Run benchmarks on prediction models
Download a TriplaneGaussian model checkpoint
Measure execution times of BERT models using WebGPU and WASM
Explore and manage STM32 ML models with the STM32AI Model Zoo dashboard
Evaluate reward models for math reasoning
Submit models for evaluation and view leaderboard
Display leaderboard of language model evaluations
Hallucinations Leaderboard is a tool designed for evaluating and benchmarking large language models (LLMs). It provides a platform to view and submit evaluations of model performance, with a focus on understanding and mitigating hallucinations—instances where models produce inaccurate or non-factual information.
• Leaderboard System: Compare performance of different LLMs based on hallucination metrics. • Benchmarking Tools: Access standardized tests and evaluations for assessing model accuracy. • Customizable Metrics: Define and apply specific criteria for measuring hallucinations. • Model Comparison: Directly compare multiple models side-by-side. • Submission Interface: Easily submit your own evaluations for inclusion in the leaderboard. • Filtering and Sorting: Narrow down results by model size, architecture, or performance thresholds. • Real-Time Updates: Stay current with the latest evaluations and benchmarks.

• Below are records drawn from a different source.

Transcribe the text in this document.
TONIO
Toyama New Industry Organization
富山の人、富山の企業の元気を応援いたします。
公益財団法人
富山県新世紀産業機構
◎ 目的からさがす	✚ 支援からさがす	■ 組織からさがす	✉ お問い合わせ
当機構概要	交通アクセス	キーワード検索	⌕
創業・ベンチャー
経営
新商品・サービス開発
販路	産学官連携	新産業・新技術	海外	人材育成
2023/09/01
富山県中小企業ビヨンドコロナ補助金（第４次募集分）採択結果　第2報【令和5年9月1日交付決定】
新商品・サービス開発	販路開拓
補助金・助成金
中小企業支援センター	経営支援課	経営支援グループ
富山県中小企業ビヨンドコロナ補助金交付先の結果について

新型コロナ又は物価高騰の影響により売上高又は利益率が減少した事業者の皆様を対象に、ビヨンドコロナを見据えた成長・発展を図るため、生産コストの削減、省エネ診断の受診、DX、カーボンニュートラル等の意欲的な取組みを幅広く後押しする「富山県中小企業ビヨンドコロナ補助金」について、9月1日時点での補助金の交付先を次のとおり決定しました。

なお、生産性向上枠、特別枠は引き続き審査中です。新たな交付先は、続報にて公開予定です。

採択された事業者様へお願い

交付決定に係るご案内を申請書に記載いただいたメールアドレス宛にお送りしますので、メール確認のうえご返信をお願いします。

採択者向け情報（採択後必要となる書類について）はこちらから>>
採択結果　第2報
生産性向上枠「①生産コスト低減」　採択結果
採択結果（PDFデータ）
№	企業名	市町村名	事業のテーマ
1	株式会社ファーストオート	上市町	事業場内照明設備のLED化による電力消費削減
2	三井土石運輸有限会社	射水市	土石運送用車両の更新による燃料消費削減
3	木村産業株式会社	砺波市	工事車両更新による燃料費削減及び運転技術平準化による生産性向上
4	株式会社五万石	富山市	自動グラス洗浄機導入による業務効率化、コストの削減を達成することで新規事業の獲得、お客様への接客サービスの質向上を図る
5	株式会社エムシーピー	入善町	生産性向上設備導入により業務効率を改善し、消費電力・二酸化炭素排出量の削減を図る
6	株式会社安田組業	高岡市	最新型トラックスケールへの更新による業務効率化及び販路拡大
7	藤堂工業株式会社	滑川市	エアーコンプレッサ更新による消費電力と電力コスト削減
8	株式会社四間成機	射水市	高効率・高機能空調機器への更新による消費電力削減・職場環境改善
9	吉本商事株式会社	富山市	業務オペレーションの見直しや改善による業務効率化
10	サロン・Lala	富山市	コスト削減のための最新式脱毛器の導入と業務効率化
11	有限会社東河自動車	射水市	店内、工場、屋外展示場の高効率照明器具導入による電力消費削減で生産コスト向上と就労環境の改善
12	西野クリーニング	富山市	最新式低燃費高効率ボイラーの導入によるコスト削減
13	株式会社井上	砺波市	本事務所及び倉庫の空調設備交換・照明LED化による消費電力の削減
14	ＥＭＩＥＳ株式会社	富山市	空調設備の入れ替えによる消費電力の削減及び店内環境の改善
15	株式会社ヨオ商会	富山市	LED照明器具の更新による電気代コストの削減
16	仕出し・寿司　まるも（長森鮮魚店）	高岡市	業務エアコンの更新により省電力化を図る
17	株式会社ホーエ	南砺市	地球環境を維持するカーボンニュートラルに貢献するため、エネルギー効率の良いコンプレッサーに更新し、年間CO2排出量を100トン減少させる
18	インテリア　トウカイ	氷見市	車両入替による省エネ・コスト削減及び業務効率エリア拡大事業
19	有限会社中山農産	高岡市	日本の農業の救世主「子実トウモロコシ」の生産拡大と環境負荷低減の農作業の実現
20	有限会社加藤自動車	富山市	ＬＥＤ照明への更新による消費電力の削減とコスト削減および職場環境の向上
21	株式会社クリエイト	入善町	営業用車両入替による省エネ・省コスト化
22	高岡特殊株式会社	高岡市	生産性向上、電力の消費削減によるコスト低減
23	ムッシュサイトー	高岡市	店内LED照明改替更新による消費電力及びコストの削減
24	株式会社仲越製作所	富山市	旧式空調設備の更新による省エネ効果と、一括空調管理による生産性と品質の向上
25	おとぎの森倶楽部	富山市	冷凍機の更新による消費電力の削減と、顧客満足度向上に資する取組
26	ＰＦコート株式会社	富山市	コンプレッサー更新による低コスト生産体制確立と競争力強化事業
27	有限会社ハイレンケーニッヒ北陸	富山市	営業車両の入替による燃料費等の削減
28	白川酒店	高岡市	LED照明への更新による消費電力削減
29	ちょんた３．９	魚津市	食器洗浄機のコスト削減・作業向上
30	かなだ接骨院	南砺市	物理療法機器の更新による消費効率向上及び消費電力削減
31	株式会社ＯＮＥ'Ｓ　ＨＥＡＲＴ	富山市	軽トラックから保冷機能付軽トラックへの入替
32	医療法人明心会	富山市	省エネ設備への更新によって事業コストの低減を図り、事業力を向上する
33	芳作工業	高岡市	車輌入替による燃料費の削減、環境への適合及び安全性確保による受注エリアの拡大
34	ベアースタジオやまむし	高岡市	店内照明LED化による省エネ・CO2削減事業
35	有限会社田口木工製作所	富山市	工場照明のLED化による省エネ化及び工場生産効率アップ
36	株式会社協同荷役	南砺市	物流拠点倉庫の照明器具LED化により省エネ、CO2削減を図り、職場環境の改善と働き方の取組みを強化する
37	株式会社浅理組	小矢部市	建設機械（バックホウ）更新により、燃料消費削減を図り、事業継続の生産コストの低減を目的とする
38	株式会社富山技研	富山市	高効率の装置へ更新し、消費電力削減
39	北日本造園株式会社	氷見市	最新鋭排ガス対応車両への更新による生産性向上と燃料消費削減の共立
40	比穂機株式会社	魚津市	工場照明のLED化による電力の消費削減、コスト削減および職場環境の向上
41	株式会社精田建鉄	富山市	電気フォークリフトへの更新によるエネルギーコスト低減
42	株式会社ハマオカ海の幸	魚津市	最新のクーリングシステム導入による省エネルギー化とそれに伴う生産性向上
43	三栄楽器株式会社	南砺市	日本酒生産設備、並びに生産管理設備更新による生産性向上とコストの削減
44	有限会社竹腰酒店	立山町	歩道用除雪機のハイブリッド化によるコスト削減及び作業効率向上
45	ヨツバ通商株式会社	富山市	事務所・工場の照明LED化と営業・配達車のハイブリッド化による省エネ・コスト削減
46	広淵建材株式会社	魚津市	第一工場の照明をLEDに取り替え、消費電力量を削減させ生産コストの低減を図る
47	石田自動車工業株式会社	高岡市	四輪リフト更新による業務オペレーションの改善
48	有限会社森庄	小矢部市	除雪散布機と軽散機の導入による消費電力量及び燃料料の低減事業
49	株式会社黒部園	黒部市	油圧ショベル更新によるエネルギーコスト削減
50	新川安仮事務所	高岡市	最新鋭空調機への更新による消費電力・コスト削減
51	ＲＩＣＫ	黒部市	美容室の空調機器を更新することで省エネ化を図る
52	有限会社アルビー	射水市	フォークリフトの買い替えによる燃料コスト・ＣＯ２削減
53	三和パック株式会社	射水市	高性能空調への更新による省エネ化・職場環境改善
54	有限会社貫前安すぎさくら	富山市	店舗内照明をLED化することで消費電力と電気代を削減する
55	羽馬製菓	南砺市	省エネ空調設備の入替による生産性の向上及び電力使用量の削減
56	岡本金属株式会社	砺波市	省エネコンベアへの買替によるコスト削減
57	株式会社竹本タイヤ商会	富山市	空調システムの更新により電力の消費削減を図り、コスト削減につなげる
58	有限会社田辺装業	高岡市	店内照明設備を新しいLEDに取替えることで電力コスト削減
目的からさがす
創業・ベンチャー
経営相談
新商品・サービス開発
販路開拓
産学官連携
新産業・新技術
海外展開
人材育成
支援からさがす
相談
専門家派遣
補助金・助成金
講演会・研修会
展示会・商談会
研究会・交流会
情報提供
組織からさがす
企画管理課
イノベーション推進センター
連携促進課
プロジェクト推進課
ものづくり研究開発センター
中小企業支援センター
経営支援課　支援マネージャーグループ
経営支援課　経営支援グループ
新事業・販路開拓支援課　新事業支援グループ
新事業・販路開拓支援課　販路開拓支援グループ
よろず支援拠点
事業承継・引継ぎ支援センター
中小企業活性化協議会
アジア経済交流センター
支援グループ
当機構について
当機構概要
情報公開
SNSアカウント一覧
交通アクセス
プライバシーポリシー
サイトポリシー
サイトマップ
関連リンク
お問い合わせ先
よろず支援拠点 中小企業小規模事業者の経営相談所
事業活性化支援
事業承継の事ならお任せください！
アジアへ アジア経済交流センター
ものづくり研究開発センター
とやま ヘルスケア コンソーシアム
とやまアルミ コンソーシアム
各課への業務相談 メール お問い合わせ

What is the purpose of Hallucinations Leaderboard?
The purpose is to provide a centralized platform for evaluating and comparing LLMs, with a focus on reducing hallucinations and improving model accuracy.
How do I submit my own evaluations?
To submit evaluations, use the submission interface on the platform. Ensure your results align with the defined metrics and criteria.
Why is tracking hallucinations important?
Hallucinations can lead to misinformation. Tracking them helps improve model reliability and trustworthiness in real-world applications.